The dog uttered a single bark and seized the skirt of the pale lady from behind. Around the corner into the avenue, making a sharp turn, came a great motor-car—all shiny varnish, beautiful upholstering, and polished nickel trimmings—a car which told of wealth and ease, and the occupants of which seemed of a world quite apart from that of the pale lady and her baby.
The wheel of the motor-car crushed the go-cart against the curbing only a second following the child's warning cry. The pale lady fell back from the peril, the dog dragging upon her skirt. The baby, crowing and fearless, confronted the man and woman in the tonneau of the car, which was brought to a stop by the chauffeur within its own length.
The little girl was breathless with excitement, but she was, too, vastly observant. She noted that the man in the car was of a florid complexion, grey-haired, and exceedingly stern looking. The lady was very fashionably dressed and revealed a cold and selfish nature in her manner and her gaze. Through a shell-mounted lorgnette she stared at the baby held so high and shielding his trembling mother's face.
"How could that person be so careless?" demanded this woman sharply. "Suppose the child had been in the carriage? I shudder to think of it!"
The pale lady withdrew from the vicinity of the motor-car. She seemed only desirous of effacing herself in the crowd that was loitering and curious.
"Dear me!" proceeded the woman in the car, "people like that do not deserve to have children. And it is a pretty child, too." Then she added to her husband: "What will you do, Henry?"
The little girl standing sturdily aside with her dog, and with strong disapproval set upon her flowerlike face, had attracted the attention of the man. He looked up.
"The woman's gone!" he said. "She's a fool! Run away! Must be something wrong with her.

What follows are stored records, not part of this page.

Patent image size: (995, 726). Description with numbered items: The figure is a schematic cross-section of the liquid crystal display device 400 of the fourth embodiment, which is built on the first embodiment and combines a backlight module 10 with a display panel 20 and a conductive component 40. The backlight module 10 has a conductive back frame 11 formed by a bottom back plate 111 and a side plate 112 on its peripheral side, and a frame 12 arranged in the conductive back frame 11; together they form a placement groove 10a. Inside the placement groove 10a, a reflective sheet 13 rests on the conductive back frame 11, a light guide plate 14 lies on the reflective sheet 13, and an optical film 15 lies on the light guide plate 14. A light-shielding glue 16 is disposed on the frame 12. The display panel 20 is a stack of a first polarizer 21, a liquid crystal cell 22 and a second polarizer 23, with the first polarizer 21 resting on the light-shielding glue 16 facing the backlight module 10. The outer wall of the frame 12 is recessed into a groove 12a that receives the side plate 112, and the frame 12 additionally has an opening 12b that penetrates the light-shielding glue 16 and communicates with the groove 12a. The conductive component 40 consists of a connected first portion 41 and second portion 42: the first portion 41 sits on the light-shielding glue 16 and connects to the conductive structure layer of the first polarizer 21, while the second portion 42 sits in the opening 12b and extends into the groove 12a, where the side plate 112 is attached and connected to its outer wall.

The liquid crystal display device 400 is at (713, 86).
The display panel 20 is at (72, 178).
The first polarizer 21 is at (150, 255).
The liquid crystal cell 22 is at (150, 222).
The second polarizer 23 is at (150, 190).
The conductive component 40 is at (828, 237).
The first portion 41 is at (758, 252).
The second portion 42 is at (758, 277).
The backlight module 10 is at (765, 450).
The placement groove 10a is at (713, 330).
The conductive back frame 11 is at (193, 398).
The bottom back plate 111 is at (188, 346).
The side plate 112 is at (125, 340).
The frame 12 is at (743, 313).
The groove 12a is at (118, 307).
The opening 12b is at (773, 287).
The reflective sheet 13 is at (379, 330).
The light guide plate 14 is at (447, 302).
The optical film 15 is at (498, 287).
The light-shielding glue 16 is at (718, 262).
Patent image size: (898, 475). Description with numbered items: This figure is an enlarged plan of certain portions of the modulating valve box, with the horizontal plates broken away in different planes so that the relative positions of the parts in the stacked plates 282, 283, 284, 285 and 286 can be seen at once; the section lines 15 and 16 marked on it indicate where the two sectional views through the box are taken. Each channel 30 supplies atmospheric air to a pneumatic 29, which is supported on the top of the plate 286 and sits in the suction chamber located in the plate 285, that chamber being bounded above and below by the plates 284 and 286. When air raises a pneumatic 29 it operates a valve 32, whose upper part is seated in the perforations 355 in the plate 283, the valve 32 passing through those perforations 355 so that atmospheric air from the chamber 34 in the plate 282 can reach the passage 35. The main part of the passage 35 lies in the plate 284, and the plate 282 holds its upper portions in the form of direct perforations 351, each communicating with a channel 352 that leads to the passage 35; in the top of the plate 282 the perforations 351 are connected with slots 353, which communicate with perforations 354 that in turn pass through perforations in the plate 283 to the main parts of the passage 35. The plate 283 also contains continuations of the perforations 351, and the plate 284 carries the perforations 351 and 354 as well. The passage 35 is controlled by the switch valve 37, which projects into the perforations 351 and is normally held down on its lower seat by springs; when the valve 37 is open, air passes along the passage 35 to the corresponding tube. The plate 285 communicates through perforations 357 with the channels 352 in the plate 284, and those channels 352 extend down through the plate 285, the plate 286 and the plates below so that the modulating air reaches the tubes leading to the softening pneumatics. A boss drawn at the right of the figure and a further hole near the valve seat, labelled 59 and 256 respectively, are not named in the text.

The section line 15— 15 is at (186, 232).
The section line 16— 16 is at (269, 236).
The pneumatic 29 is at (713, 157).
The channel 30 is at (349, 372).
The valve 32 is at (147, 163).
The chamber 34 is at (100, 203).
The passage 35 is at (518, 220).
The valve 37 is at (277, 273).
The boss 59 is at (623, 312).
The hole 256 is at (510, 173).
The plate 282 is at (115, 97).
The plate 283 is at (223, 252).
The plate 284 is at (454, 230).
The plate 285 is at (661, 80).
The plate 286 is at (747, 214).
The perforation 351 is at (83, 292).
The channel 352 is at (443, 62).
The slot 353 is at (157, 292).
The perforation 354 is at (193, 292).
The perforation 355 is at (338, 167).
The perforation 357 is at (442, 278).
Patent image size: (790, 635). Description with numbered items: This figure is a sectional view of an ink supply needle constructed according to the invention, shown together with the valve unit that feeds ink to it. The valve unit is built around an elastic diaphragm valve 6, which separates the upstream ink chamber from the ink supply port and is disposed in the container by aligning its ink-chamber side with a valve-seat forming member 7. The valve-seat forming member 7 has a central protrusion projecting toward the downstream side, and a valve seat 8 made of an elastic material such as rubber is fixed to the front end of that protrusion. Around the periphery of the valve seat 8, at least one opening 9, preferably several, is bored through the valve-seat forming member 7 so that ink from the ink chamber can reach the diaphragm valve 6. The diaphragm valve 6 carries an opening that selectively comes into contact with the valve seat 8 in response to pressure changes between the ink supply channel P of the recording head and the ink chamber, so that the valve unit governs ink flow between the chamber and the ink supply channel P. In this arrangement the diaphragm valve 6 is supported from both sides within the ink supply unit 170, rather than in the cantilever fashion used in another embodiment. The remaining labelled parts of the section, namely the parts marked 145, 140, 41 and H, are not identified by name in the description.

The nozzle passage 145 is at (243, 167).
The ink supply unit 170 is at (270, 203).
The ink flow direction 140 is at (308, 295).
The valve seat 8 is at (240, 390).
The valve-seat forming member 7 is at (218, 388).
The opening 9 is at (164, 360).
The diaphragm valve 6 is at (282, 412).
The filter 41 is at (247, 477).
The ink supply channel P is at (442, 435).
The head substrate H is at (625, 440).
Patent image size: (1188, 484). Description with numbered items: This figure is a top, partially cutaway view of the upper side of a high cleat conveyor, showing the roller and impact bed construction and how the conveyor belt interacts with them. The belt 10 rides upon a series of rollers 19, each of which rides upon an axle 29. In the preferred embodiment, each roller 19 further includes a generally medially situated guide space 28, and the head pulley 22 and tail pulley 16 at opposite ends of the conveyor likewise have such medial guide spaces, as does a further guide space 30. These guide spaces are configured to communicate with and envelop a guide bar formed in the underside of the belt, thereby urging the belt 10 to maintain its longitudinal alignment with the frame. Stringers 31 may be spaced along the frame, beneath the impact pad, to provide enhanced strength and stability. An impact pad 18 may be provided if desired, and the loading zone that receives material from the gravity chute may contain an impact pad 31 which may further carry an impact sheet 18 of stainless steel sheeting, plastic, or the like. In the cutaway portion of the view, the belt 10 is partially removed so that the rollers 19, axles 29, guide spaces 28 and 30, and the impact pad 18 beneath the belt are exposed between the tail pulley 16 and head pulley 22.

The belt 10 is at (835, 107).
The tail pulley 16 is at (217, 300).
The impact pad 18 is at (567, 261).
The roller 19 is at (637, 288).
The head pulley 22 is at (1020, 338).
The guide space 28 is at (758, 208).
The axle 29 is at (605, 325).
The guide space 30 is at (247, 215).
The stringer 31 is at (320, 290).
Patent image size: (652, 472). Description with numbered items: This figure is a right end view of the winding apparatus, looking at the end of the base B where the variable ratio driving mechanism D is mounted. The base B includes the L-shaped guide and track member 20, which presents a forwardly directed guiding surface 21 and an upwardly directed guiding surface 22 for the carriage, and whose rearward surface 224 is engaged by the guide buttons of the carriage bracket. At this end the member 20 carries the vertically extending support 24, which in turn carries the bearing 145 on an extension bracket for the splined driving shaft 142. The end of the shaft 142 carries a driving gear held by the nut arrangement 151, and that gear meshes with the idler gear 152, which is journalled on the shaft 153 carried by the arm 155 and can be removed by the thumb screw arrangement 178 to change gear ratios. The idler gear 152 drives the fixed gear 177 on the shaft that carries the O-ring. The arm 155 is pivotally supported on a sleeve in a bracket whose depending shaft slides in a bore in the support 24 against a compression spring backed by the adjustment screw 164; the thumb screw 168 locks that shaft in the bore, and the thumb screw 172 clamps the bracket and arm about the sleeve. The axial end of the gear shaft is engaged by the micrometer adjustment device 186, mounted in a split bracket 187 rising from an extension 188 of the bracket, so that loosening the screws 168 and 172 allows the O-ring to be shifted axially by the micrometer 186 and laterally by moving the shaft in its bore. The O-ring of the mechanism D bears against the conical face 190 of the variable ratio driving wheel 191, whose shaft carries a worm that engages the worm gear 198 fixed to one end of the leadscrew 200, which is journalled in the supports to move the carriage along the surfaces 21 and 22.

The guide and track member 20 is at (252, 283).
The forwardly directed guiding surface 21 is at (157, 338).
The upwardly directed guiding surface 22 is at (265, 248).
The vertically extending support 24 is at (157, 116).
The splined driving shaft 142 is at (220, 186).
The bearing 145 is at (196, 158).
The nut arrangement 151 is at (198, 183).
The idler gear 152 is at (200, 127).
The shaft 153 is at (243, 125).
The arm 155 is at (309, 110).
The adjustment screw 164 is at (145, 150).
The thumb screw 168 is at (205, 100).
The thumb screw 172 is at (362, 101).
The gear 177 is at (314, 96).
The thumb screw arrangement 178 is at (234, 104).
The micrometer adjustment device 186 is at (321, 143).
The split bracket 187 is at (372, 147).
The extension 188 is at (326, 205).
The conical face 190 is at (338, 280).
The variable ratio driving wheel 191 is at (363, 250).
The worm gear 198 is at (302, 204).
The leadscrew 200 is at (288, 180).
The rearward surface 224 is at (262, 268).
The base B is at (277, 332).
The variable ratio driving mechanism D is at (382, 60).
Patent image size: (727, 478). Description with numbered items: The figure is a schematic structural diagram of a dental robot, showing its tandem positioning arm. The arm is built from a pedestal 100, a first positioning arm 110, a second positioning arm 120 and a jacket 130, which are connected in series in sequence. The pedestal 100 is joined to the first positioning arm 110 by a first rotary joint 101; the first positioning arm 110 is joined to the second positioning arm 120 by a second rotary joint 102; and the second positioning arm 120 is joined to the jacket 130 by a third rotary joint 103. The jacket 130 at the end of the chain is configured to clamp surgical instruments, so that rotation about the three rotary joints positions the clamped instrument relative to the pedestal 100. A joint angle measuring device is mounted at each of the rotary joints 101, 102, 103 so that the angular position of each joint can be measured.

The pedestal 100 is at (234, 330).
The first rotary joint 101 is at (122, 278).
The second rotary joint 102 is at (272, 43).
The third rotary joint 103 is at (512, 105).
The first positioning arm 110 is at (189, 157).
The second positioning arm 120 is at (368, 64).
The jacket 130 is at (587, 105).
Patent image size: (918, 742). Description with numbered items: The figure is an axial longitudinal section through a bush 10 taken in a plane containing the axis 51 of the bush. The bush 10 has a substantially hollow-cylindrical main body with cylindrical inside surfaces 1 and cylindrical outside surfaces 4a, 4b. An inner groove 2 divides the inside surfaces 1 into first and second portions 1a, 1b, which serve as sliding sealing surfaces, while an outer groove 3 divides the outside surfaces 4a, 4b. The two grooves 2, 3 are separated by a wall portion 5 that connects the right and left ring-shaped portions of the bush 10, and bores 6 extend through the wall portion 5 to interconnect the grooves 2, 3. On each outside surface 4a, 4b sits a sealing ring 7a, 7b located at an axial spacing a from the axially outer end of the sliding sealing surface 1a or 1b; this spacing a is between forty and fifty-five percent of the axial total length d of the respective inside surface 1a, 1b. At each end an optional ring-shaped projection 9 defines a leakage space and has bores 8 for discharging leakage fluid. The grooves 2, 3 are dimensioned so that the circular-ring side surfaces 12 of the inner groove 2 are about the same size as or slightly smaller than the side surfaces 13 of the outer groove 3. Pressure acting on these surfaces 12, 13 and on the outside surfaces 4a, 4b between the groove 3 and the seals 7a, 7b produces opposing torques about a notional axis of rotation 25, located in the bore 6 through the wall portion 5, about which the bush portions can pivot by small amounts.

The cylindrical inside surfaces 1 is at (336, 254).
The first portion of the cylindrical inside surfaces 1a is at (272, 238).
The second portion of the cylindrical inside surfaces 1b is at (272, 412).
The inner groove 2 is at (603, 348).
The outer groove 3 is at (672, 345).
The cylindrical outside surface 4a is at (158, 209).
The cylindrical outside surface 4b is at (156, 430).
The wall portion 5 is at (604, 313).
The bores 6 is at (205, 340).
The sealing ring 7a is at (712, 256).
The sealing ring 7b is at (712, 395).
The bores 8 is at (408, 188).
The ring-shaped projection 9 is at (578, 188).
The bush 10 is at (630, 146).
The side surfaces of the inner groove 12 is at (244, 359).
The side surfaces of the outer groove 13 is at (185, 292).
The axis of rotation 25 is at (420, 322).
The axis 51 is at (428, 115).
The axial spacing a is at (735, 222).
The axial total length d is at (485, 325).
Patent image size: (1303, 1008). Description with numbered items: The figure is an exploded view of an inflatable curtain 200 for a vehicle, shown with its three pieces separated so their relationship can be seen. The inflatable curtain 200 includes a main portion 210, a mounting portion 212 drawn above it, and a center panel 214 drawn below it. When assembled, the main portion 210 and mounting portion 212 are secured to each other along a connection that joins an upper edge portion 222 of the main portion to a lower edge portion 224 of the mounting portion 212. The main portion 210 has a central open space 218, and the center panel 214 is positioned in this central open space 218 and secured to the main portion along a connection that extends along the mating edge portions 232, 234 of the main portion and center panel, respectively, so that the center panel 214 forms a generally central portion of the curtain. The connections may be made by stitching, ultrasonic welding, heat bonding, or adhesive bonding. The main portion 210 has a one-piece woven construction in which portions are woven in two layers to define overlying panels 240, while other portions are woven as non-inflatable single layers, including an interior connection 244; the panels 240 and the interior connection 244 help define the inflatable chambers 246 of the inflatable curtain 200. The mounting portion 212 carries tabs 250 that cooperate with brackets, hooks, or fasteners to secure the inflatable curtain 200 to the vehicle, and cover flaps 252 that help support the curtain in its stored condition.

See here, child," he added harshly to Prince's little mistress, "is she your mother, too?"
"No, sir," said the little girl gravely. "She's just a friend of mine. And I don't think it was nice at all of you to smash her baby's carriage. You see, it will be no good at all any more."
The woman put up her lorgnette again and stared disapprovingly at the little girl. But her husband was much amused.
"Indeed?" he said, grimly smiling. "So she is a friend of yours! And who are you?"
"Oh, I am Carolyn May Cameron," said the little girl, and mentioned the name of the apartment house in which she lived, only a few blocks away.
"Very well, Carolyn May Cameron," said the man, leaning from the car to place in her hand a folded bank note, "give this money to your friend and tell her to buy another go-cart with it."
"Why should you?" objected the woman beside him.
"Drive on, Ren," said the man briefly, and the motor-car rolled away, leaving the amazed little girl with twenty dollars in one hand and the leash of the mongrel dog in the other.
Carolyn May did not know anything about the pale lady who had run away—her name, nor where she lived. She did not see how she was going to give that money to her.